# Descriptive Statistics

In [19]:
import math
import pandas as pd

## Measure of cental tendency
### Mean
$$\mu = \frac{\sum  x_{i}}{N}$$

In [20]:
def mean(*args):
    val_sum = sum(args)
    mean_val = val_sum / len(args)
    return mean_val
print(f"Mean: {mean(1, 2, 3, 4, 5)}")

Mean: 3.0


### Median
The median of a dataset is defined as the value that separates the higher half from the lower half of the data. 
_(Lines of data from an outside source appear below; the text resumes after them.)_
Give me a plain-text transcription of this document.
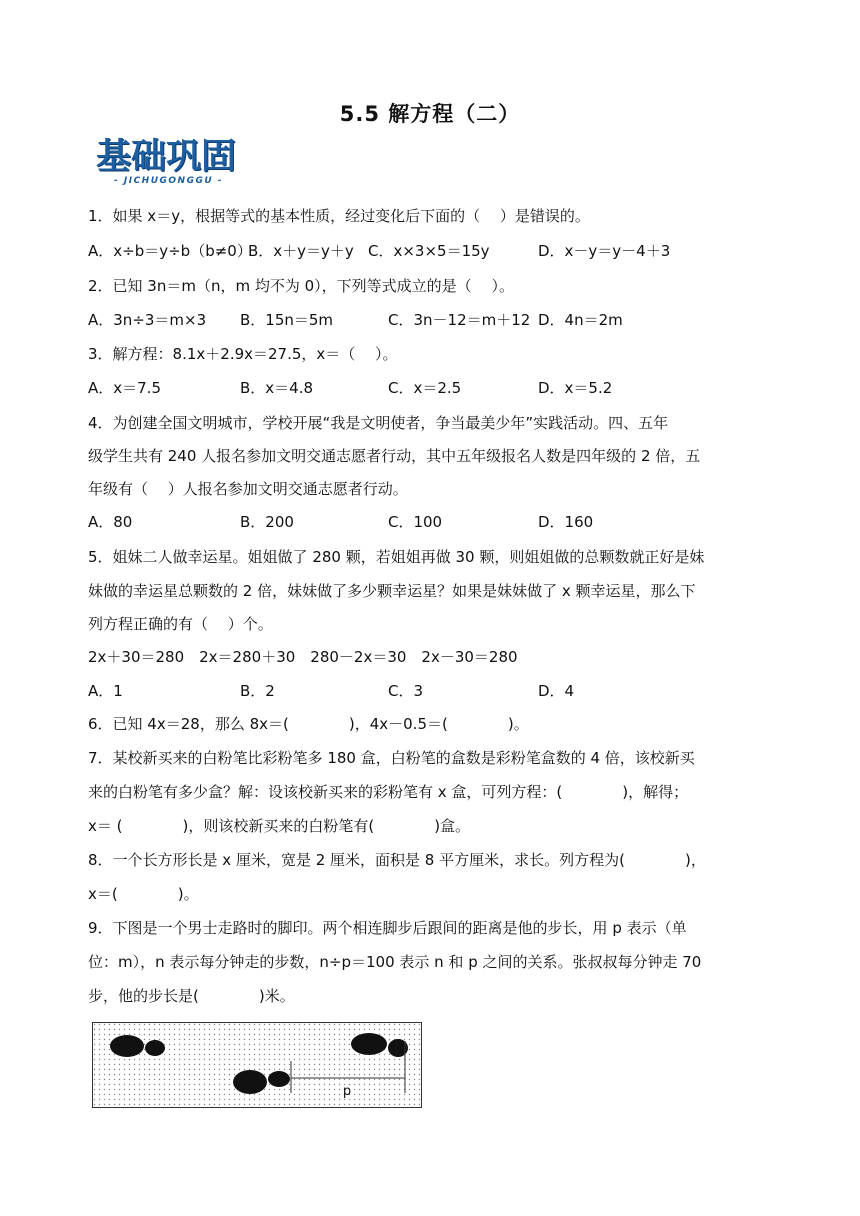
5.5 解方程（二）
基础巩固
- JICHUGONGGU -
1．如果 x＝y，根据等式的基本性质，经过变化后下面的（　 ）是错误的。
A．x÷b＝y÷b（b≠0）
B．x＋y＝y＋y C．x×3×5＝15y	D．x－y＝y－4＋3
2．已知 3n＝m（n，m 均不为 0），下列等式成立的是（　 ）。
A．3n÷3＝m×3 B．15n＝5m	C．3n－12＝m＋12 D．4n＝2m
3．解方程：8.1x＋2.9x＝27.5，x＝（　 ）。
A．x＝7.5	B．x＝4.8	C．x＝2.5	D．x＝5.2
4．为创建全国文明城市，学校开展“我是文明使者，争当最美少年”实践活动。四、五年
级学生共有 240 人报名参加文明交通志愿者行动，其中五年级报名人数是四年级的 2 倍，五
年级有（　 ）人报名参加文明交通志愿者行动。
A．80	B．200	C．100	D．160
5．姐妹二人做幸运星。姐姐做了 280 颗，若姐姐再做 30 颗，则姐姐做的总颗数就正好是妹
妹做的幸运星总颗数的 2 倍，妹妹做了多少颗幸运星？如果是妹妹做了 x 颗幸运星，那么下
列方程正确的有（　 ）个。
2x＋30＝280　2x＝280＋30　280－2x＝30　2x－30＝280
A．1	B．2	C．3	D．4
6．已知 4x＝28，那么 8x＝(　　　　)，4x－0.5＝(　　　　)。
7．某校新买来的白粉笔比彩粉笔多 180 盒，白粉笔的盒数是彩粉笔盒数的 4 倍，该校新买
来的白粉笔有多少盒？解：设该校新买来的彩粉笔有 x 盒，可列方程：(　　　　)，解得；
x＝ (　　　　)，则该校新买来的白粉笔有(　　　　)盒。
8．一个长方形长是 x 厘米，宽是 2 厘米，面积是 8 平方厘米，求长。列方程为(　　　　)，
x＝(　　　　)。
9．下图是一个男士走路时的脚印。两个相连脚步后跟间的距离是他的步长，用 p 表示（单
位：m），n 表示每分钟走的步数，n÷p＝100 表示 n 和 p 之间的关系。张叔叔每分钟走 70
步，他的步长是(　　　　)米。
p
- If the number of data points $n$ is **odd**, the median is the middle value: <br>
  $$\text{Median} = x_{\left(\frac{n+1}{2}\right)} $$

- If the number of data points \(n\) is **even**, the median is the average of the two middle values: <br>

  $$\text{Median} = \frac{x_{\left(\frac{n}{2}\right)} + x_{\left(\frac{n}{2} + 1\right)}}{2}$$
  

In [21]:
def median(*args):
    args = sorted(args)
    if len(args) % 2 == 0:
        i = round((len(args) + 1) / 2)
        j = i - 1
        return (args[i] + args[j]) / 2
    else:
        k = round(len(args) / 2)
        return args[k]
print(f"Median: {median(1, 2, 3, 4, 5, 6)}")

Median: 4.5


### Mode

The mode of a dataset is the value that appears **most frequently**. 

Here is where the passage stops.